Highs and lows
A friend of mine once claimed that he got better gas mileage coming back east from the Black Hills than he did driving out.
He said that was because it was downhill coming back so there was less strain on the car’s motor.
He had a point, albeit a little blunt and on the silly side.
The highest point in South Dakota is Harney Peak out in the Black Hills. Some other mountains out there are nearly as high as Harney’s 7,242 feet.
The lowest point in South Dakota is on Big Stone Lake in extreme northeast South Dakota near the North Dakota border. Fishermen floating in a boat there are at 966 feet above sea level.
So perhaps my friend had a point. It is downhill from the Black Hills to Big Stone Lake. But with the lay of the land in between, I doubt if there are any gas savings.
By the way, the hottest spot ever in South Dakota, excluding our thriving hot spot gambling casinos, is the tiny town of Gann Valley south of Miller and west of Wessington Springs.

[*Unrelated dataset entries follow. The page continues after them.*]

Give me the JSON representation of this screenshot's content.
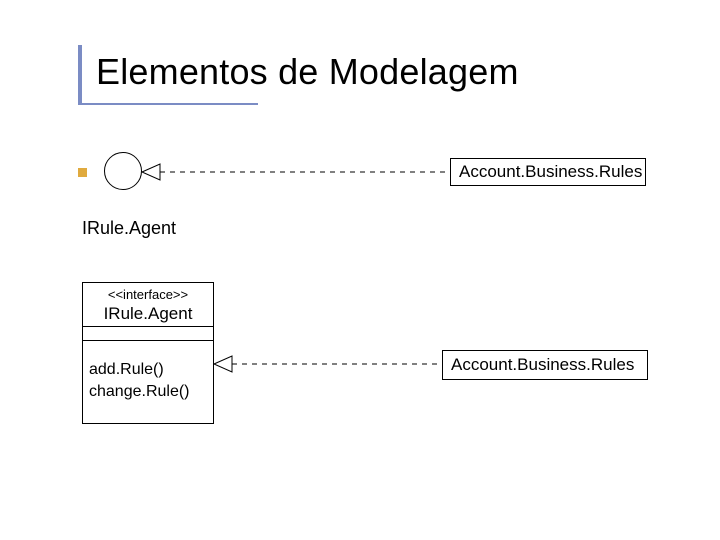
{
  "title": "Elementos de Modelagem",
  "irule_label": "IRule.Agent",
  "interface_box": {
    "stereotype": "<<interface>>",
    "name": "IRule.Agent",
    "operations": [
      "add.Rule()",
      "change.Rule()"
    ]
  },
  "account_box_1": "Account.Business.Rules",
  "account_box_2": "Account.Business.Rules"
}
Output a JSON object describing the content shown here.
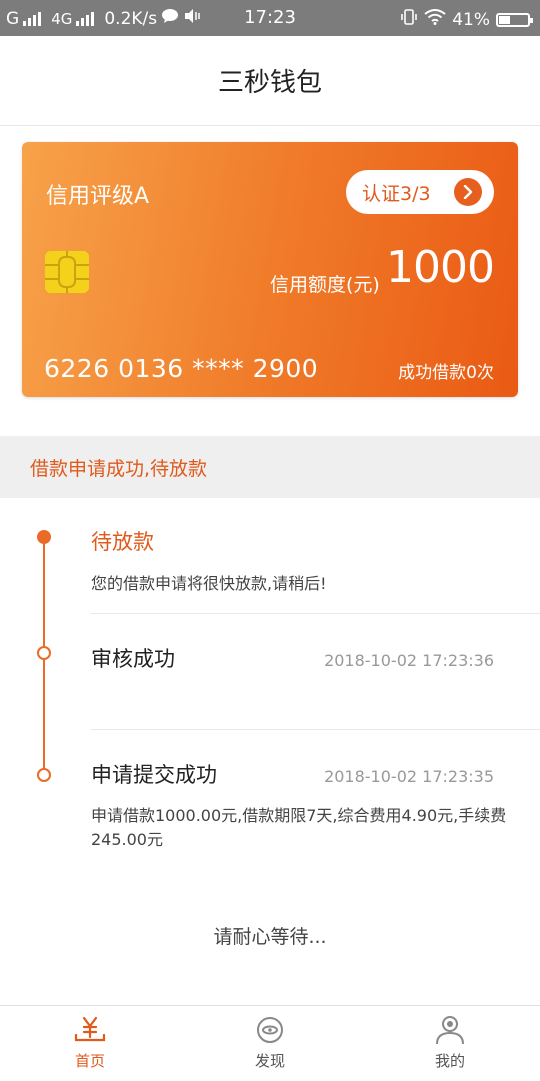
{
  "status_bar": {
    "carrier1": "G",
    "network": "4G",
    "speed": "0.2K/s",
    "time": "17:23",
    "battery": "41%"
  },
  "header": {
    "title": "三秒钱包"
  },
  "card": {
    "rating": "信用评级A",
    "auth_label": "认证3/3",
    "credit_label": "信用额度(元)",
    "credit_amount": "1000",
    "card_number": "6226 0136 **** 2900",
    "loan_count": "成功借款0次",
    "gradient_start": "#f7a24a",
    "gradient_end": "#ea5a14"
  },
  "notice": {
    "text": "借款申请成功,待放款"
  },
  "timeline": [
    {
      "title": "待放款",
      "desc": "您的借款申请将很快放款,请稍后!",
      "time": "",
      "active": true
    },
    {
      "title": "审核成功",
      "desc": "",
      "time": "2018-10-02 17:23:36",
      "active": false
    },
    {
      "title": "申请提交成功",
      "desc": "申请借款1000.00元,借款期限7天,综合费用4.90元,手续费245.00元",
      "time": "2018-10-02 17:23:35",
      "active": false
    }
  ],
  "wait_text": "请耐心等待...",
  "tabs": [
    {
      "label": "首页",
      "icon": "yen-home-icon",
      "active": true
    },
    {
      "label": "发现",
      "icon": "discover-eye-icon",
      "active": false
    },
    {
      "label": "我的",
      "icon": "user-profile-icon",
      "active": false
    }
  ],
  "colors": {
    "accent": "#e05a1c",
    "timeline": "#ea6a28"
  }
}
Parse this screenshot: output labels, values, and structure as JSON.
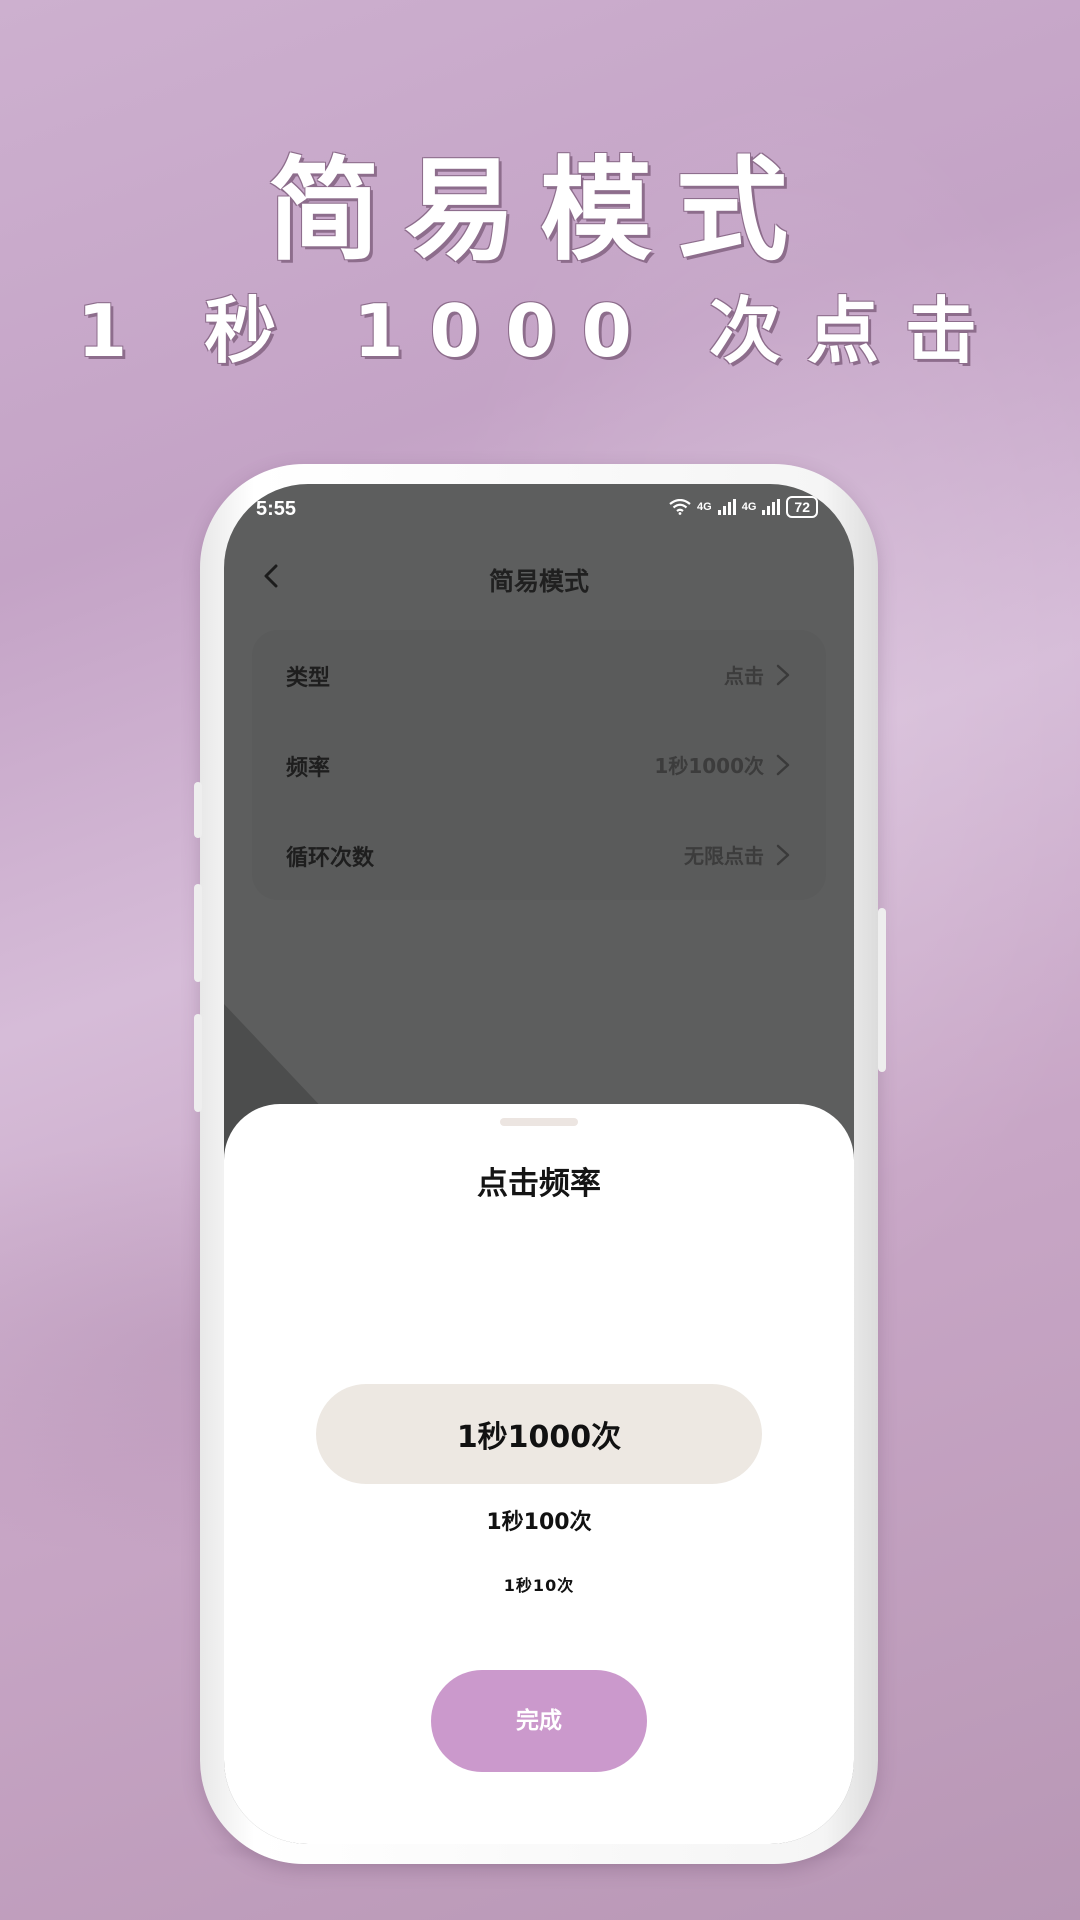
{
  "hero": {
    "title": "简易模式",
    "subtitle": "1 秒 1000 次点击"
  },
  "status_bar": {
    "time": "5:55",
    "network_1": "4G",
    "network_2": "4G",
    "battery": "72"
  },
  "nav": {
    "title": "简易模式",
    "back_icon": "chevron-left-icon"
  },
  "settings": [
    {
      "label": "类型",
      "value": "点击"
    },
    {
      "label": "频率",
      "value": "1秒1000次"
    },
    {
      "label": "循环次数",
      "value": "无限点击"
    }
  ],
  "sheet": {
    "title": "点击频率",
    "options": [
      "1秒1000次",
      "1秒100次",
      "1秒10次"
    ],
    "selected": "1秒1000次",
    "done_label": "完成"
  },
  "colors": {
    "accent": "#cb99cc",
    "picker_highlight": "#ede8e2",
    "background": "#c8a6c6"
  }
}
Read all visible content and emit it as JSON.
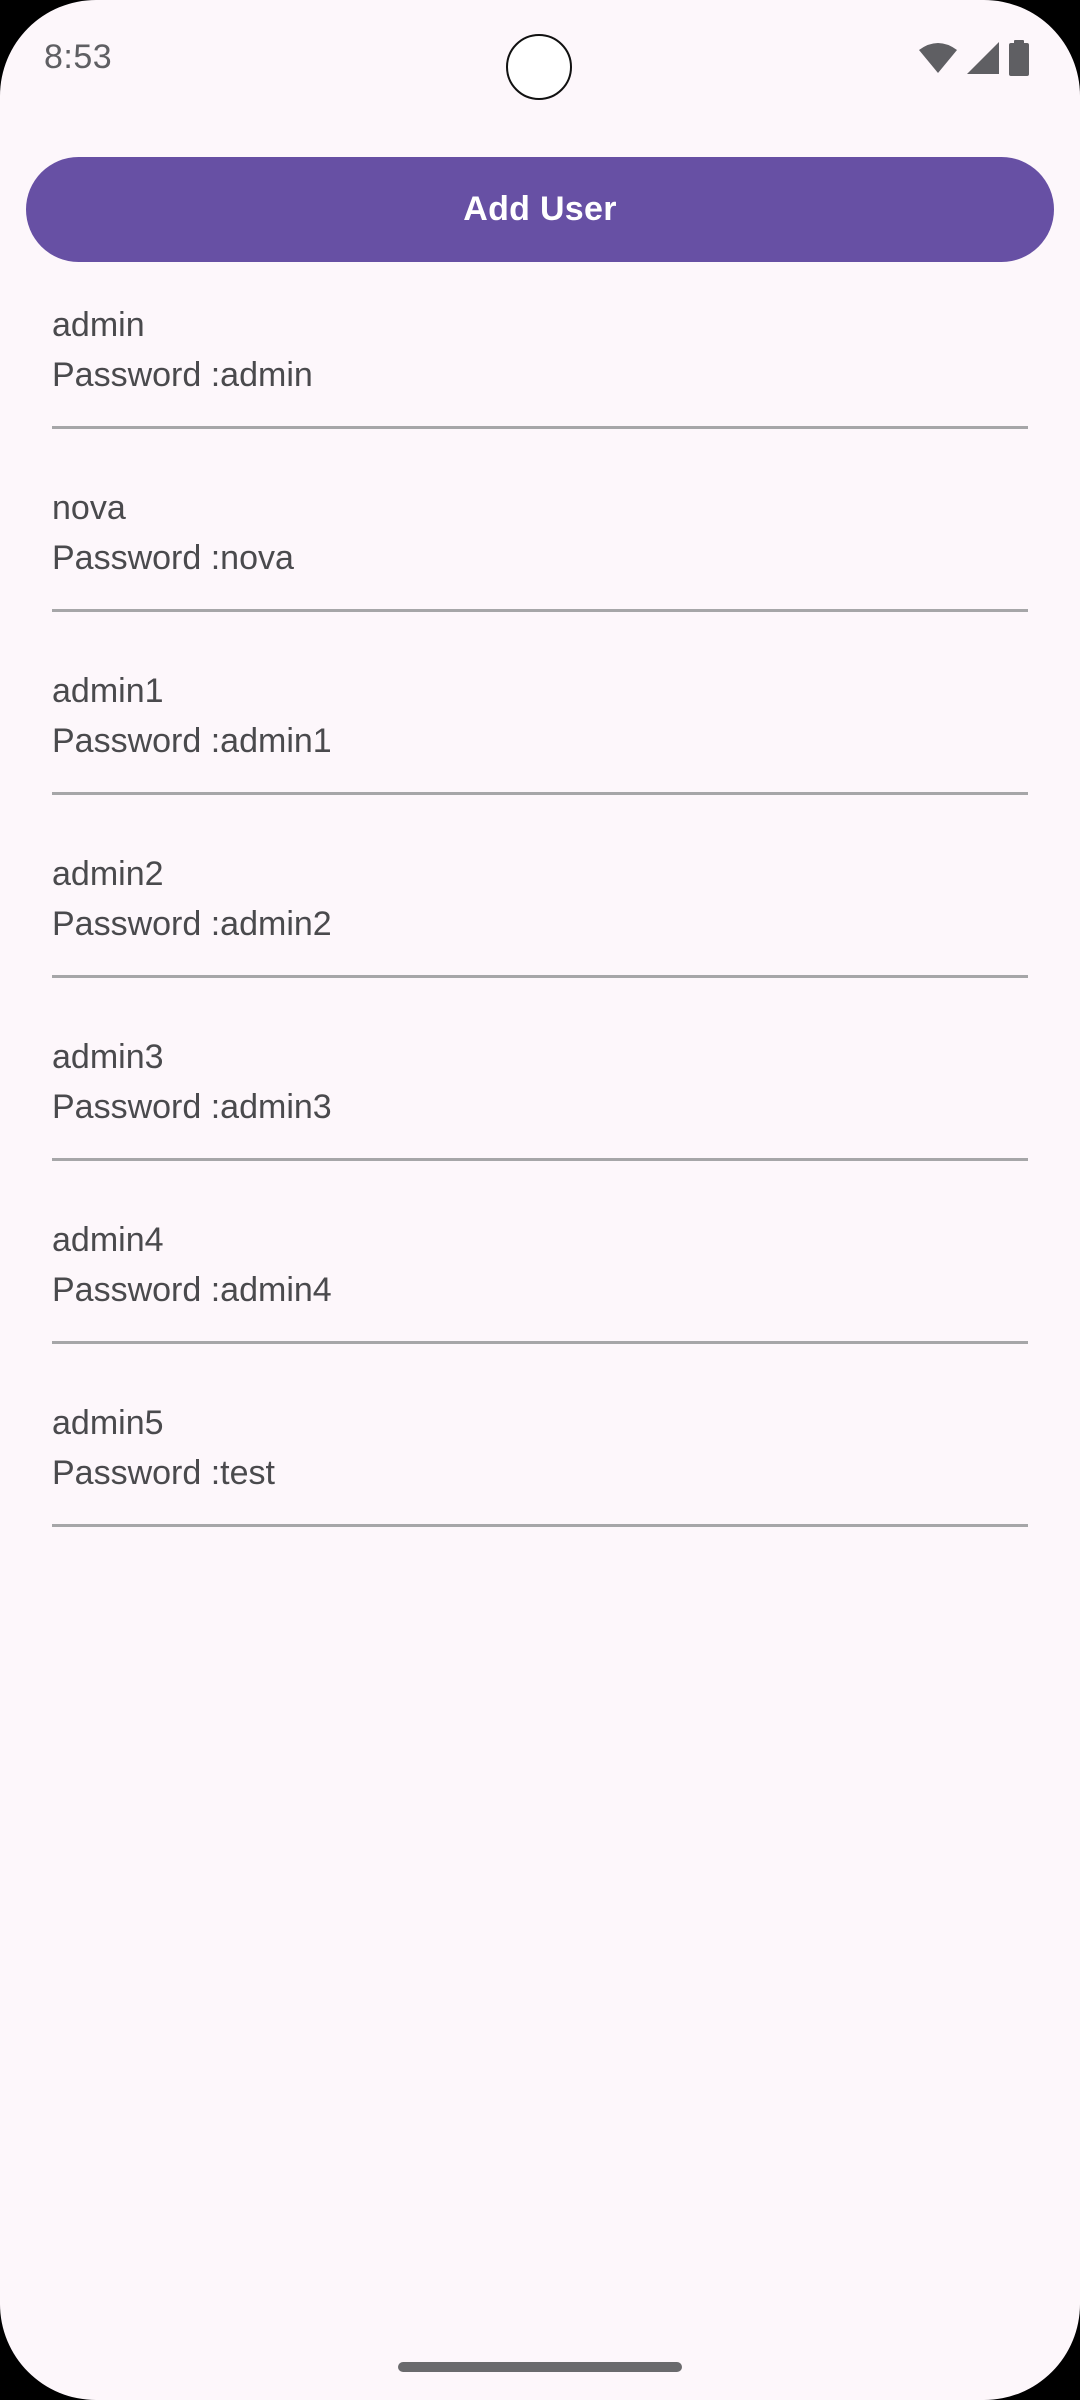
{
  "status_bar": {
    "time": "8:53",
    "icons": [
      "wifi-icon",
      "cellular-signal-icon",
      "battery-icon"
    ]
  },
  "colors": {
    "background": "#fdf7fb",
    "accent": "#6750a4",
    "text": "#4a4a4d",
    "divider": "#a6a6a8"
  },
  "add_user_button": {
    "label": "Add User"
  },
  "users": [
    {
      "name": "admin",
      "password_text": "Password :admin"
    },
    {
      "name": "nova",
      "password_text": "Password :nova"
    },
    {
      "name": "admin1",
      "password_text": "Password :admin1"
    },
    {
      "name": "admin2",
      "password_text": "Password :admin2"
    },
    {
      "name": "admin3",
      "password_text": "Password :admin3"
    },
    {
      "name": "admin4",
      "password_text": "Password :admin4"
    },
    {
      "name": "admin5",
      "password_text": "Password :test"
    }
  ]
}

The day after the Fourth of July in 1936, temperatures there reached 120 degrees.
The coldest place in the state was in McIntosh west of Mobridge in February 1936.
That year must have been a real dozy out here on the flatlands. At McIntosh, it got down to mitten busting minus 58 degrees
South Dakota’s wettest place is, appropriately, in the saloon-filled little town of Deadwood, where the average rainfall is 29.99 inches. The driest spot is Ludlow in Harding County, which has an average rainfall of just 12.29 inches.